Der Sender argumentierte, dass die Befragung Trumps zu Anschuldigungen eines amtierenden US-Senators eine legitime Frage von öffentlichem Interesse darstelle.

„Öffentliche Amtsträger können Berichterstattung, mit der sie nicht einverstanden sind, gerne anfechten, aber persönliche Angriffe auf Journalisten für das Stellen von Fragen sind unter der Würde des Amtes und unvereinbar mit den Prinzipien einer freien Presse“, sagte CNN.

Einer von Holmes’ CNN-Kollegen verteidigte sie ebenfalls und beschrieb sie als versierte Reporterin, Persönlichkeit und Mutter, während er hinterfragte, warum die Bitte an den Präsidenten, auf die Anschuldigung eines Senators zu reagieren, eine so heftige Reaktion hervorgerufen hatte.

Frühere Auseinandersetzungen mit Reporterinnen

Die Konfrontation vom Montag folgt auf mehrere Fälle, in denen Trump während seiner zweiten Präsidentschaft Journalistinnen persönlich kritisiert hat.

Trump sagte zuvor einer Bloomberg-Reporterin: „Ruhe, Schweinchen“, während eine andere CNN-Journalistin vom Präsidenten als „korrupt“ gebrandmarkt wurde.
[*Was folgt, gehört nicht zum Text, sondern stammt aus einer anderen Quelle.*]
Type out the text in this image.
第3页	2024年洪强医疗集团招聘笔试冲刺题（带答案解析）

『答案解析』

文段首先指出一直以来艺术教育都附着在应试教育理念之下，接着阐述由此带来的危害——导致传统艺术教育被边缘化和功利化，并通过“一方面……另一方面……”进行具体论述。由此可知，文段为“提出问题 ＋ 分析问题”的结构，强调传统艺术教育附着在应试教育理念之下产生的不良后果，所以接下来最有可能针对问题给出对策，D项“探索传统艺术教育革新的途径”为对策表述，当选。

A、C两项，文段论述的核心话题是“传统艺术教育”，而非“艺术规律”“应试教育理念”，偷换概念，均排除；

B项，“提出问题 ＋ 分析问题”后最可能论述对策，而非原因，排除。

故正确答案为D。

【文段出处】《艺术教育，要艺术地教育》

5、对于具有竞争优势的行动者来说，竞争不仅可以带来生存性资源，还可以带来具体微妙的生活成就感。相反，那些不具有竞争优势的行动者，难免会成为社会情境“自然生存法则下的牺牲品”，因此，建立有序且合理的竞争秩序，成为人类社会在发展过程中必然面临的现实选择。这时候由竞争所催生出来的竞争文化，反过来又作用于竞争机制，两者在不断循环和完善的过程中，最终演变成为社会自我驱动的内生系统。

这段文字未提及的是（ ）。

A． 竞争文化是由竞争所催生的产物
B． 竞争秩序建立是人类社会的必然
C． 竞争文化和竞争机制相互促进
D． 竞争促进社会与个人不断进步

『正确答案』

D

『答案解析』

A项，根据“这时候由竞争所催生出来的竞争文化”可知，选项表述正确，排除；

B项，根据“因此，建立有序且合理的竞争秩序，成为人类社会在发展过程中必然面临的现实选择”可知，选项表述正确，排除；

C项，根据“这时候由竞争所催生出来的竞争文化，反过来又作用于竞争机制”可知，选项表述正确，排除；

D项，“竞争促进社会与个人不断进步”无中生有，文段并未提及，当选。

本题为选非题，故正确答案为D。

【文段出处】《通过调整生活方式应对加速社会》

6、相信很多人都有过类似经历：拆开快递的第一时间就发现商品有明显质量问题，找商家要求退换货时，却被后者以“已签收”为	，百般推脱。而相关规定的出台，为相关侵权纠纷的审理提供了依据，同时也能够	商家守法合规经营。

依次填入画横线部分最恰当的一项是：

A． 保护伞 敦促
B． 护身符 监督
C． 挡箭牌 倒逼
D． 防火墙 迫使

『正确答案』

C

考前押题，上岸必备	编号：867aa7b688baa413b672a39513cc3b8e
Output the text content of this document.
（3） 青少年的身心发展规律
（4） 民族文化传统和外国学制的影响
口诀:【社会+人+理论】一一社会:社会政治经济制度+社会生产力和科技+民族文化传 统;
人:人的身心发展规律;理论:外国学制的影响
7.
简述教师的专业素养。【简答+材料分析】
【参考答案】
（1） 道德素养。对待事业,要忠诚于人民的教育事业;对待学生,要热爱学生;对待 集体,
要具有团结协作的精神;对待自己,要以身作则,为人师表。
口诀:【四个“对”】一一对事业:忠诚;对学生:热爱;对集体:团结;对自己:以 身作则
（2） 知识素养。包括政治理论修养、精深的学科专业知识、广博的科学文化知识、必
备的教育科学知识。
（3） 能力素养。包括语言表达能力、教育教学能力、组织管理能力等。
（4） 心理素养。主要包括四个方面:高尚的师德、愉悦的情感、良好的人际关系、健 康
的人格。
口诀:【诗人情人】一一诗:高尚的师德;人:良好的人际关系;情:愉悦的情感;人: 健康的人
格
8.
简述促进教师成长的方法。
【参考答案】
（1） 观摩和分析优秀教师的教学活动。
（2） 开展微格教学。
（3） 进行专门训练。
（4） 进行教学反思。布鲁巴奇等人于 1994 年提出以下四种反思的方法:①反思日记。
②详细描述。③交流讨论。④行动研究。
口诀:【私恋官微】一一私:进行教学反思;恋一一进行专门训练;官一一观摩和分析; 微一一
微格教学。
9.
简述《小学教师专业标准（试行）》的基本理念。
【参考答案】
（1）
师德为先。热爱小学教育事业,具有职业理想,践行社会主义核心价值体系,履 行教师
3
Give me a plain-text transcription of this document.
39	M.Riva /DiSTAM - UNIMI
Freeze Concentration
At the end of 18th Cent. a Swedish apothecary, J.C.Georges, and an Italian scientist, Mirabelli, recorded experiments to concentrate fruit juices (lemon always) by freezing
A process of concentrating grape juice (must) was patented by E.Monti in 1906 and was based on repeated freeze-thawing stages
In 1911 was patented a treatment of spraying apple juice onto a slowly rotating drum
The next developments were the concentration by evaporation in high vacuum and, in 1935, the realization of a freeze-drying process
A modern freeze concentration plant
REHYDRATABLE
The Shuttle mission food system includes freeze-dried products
Während eines NBC-Interviews Anfang dieses Jahres nannte Trump den Moderator „krumm oder dumm“, bevor er das Interview verließ.

Der Kommunikationsdirektor des Weißen Hauses, Steven Cheung, nahm Ossoff nach der Sonntagsrede des Senators ebenfalls ins Visier und verwendete eine Reihe persönlicher Beleidigungen gegen den Demokraten aus Georgia.

Der jüngste Streit unterscheidet sich in einem bemerkenswerten Punkt von Trumps direkten Konfrontationen mit Reportern: Offizielle Kanäle des Weißen Hauses verstärkten die Kritik anschließend und bezogen Holmes’ Kinder in die Reaktion der Administration mit ein.